In this study, we have examined the dynamics of spherical bubbles and a single sonoluminescence bubble by employing various bubble theories and numerical simulations. Our investigation has revolved around assessing the applicability and constraints of the first- and second-order bubble theories through comparisons with the FVM simulations and experimental data. The principal outcomes of our research are summarized as follows:

1) The numerical method is validated at a low Mach number. For a spherical bubble oscillating in a free field, the first-order bubble theory is applicable when Ma≤0.3, with the relative deviation from the numerical result under 3%. Beyond the threshold, the deviation increases monotonically with the Mach number. At Ma=0.6, the deviation in the maximum bubble radius and velocity and the dynamic pressure peak reaches 4.3%, 10%, and 16%, respectively.

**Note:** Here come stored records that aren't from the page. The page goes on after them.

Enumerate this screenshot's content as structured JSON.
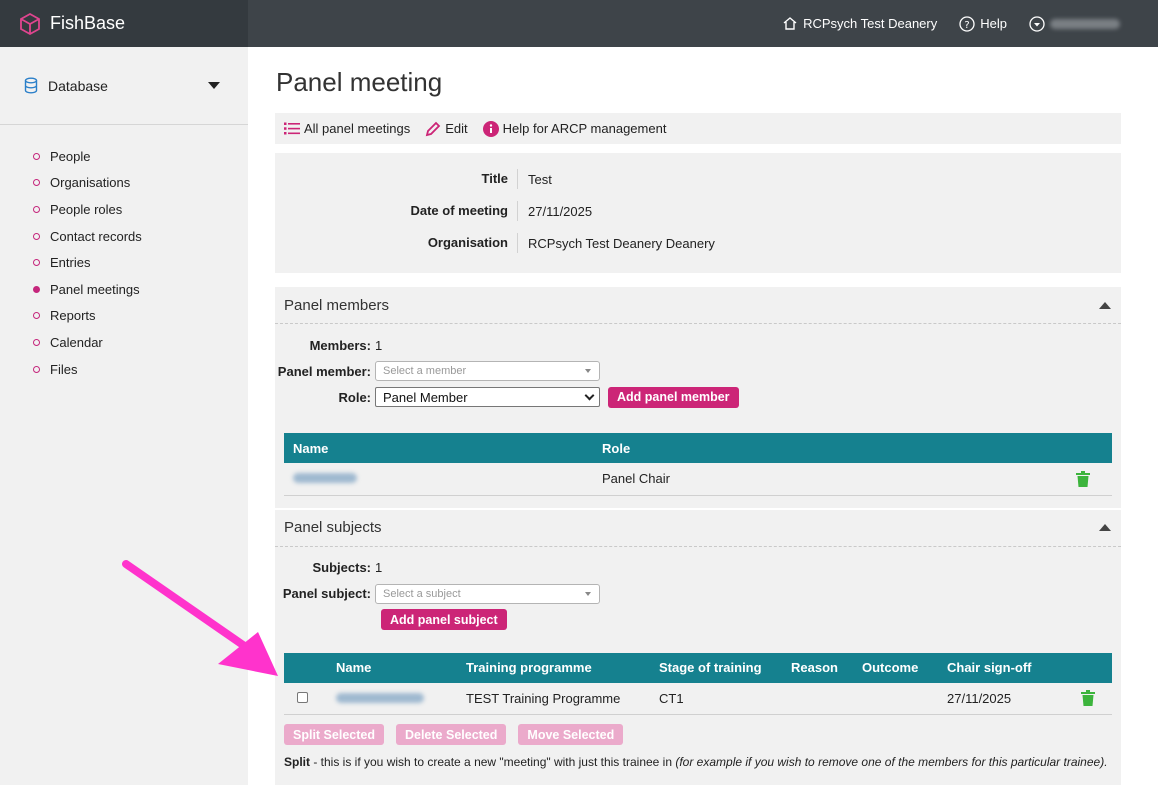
{
  "app": {
    "name": "FishBase"
  },
  "topnav": {
    "org": "RCPsych Test Deanery",
    "help": "Help"
  },
  "sidebar": {
    "database_label": "Database",
    "items": [
      {
        "label": "People",
        "active": false
      },
      {
        "label": "Organisations",
        "active": false
      },
      {
        "label": "People roles",
        "active": false
      },
      {
        "label": "Contact records",
        "active": false
      },
      {
        "label": "Entries",
        "active": false
      },
      {
        "label": "Panel meetings",
        "active": true
      },
      {
        "label": "Reports",
        "active": false
      },
      {
        "label": "Calendar",
        "active": false
      },
      {
        "label": "Files",
        "active": false
      }
    ]
  },
  "page": {
    "title": "Panel meeting"
  },
  "toolbar": {
    "all": "All panel meetings",
    "edit": "Edit",
    "help": "Help for ARCP management"
  },
  "details": {
    "title_label": "Title",
    "title_value": "Test",
    "date_label": "Date of meeting",
    "date_value": "27/11/2025",
    "org_label": "Organisation",
    "org_value": "RCPsych Test Deanery Deanery"
  },
  "members": {
    "heading": "Panel members",
    "count_label": "Members:",
    "count": "1",
    "member_label": "Panel member:",
    "member_placeholder": "Select a member",
    "role_label": "Role:",
    "role_value": "Panel Member",
    "add_button": "Add panel member",
    "columns": {
      "name": "Name",
      "role": "Role"
    },
    "rows": [
      {
        "role": "Panel Chair"
      }
    ]
  },
  "subjects": {
    "heading": "Panel subjects",
    "count_label": "Subjects:",
    "count": "1",
    "subject_label": "Panel subject:",
    "subject_placeholder": "Select a subject",
    "add_button": "Add panel subject",
    "columns": {
      "name": "Name",
      "programme": "Training programme",
      "stage": "Stage of training",
      "reason": "Reason",
      "outcome": "Outcome",
      "signoff": "Chair sign-off"
    },
    "rows": [
      {
        "programme": "TEST Training Programme",
        "stage": "CT1",
        "reason": "",
        "outcome": "",
        "signoff": "27/11/2025"
      }
    ],
    "actions": {
      "split": "Split Selected",
      "delete": "Delete Selected",
      "move": "Move Selected"
    },
    "note_bold": "Split",
    "note_text": " - this is if you wish to create a new \"meeting\" with just this trainee in ",
    "note_italic": "(for example if you wish to remove one of the members for this particular trainee)."
  },
  "colors": {
    "accent": "#cc2577",
    "table_header": "#15818f",
    "trash": "#3cb43c",
    "annotation_arrow": "#ff33cc"
  }
}
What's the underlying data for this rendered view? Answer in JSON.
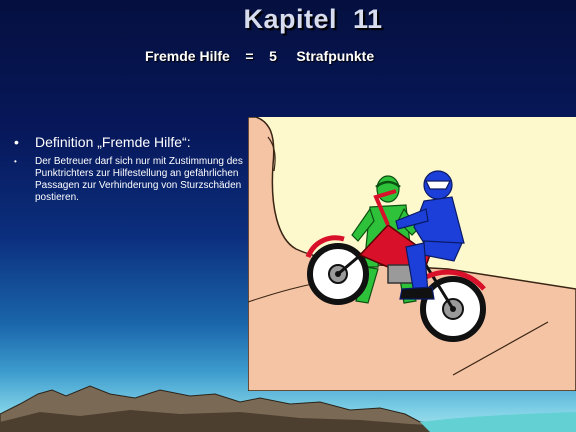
{
  "slide": {
    "title": "Kapitel  11",
    "subtitle": "Fremde Hilfe    =    5     Strafpunkte",
    "bullet_main": "Definition „Fremde Hilfe“:",
    "bullet_sub": "Der Betreuer darf sich nur mit Zustimmung des Punktrichters zur Hilfestellung an gefährlichen Passagen zur Verhinderung von Sturzschäden postieren.",
    "bullet_symbol": "•"
  },
  "colors": {
    "background_top": "#05103f",
    "background_bottom": "#a6e2ee",
    "picture_background": "#fdf9cd",
    "rock": "#f4c4a4",
    "helper_green": "#2ec23a",
    "rider_blue": "#1b3fd8",
    "bike_red": "#d8102a"
  },
  "picture": {
    "subject": "trial motorcycle rider assisted by helper on rock",
    "icons": [
      "helper-figure-icon",
      "rider-figure-icon",
      "motorcycle-icon"
    ]
  }
}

2) For a spherical bubble oscillating in a free field, the second-order bubble theory is applicable when Ma≤0.4, with a relative deviation under 3%. At Ma=0.6, the deviation in the maximum bubble radius and velocity and the dynamic pressure peak reaches 1%, 6%, and 4.4%, respectively.

3) For a single sonoluminescence bubble, the first-order theoretical result coincides well with the experimental data when the instantaneous Mach number Ma_i is substantially high, while the second-order theory shows abnormal sensibility. It suggests that the present theoretical frame is not as suitable for high instantaneous Mach number cases. The sensibility of the second-order bubble theory is negligible when Ma_i≤0.4; thus, the theoretical study is reliable when Ma_i≤0.4.

In practice, high Mach number (Ma>0.3) bubble pulsations are relatively rare, manifesting primarily in extreme scenarios such as deep-sea detonations and phenomena such as sonoluminescence. Hence, contemporary first- and second-order bubble theories remain applicable in the majority of the cases.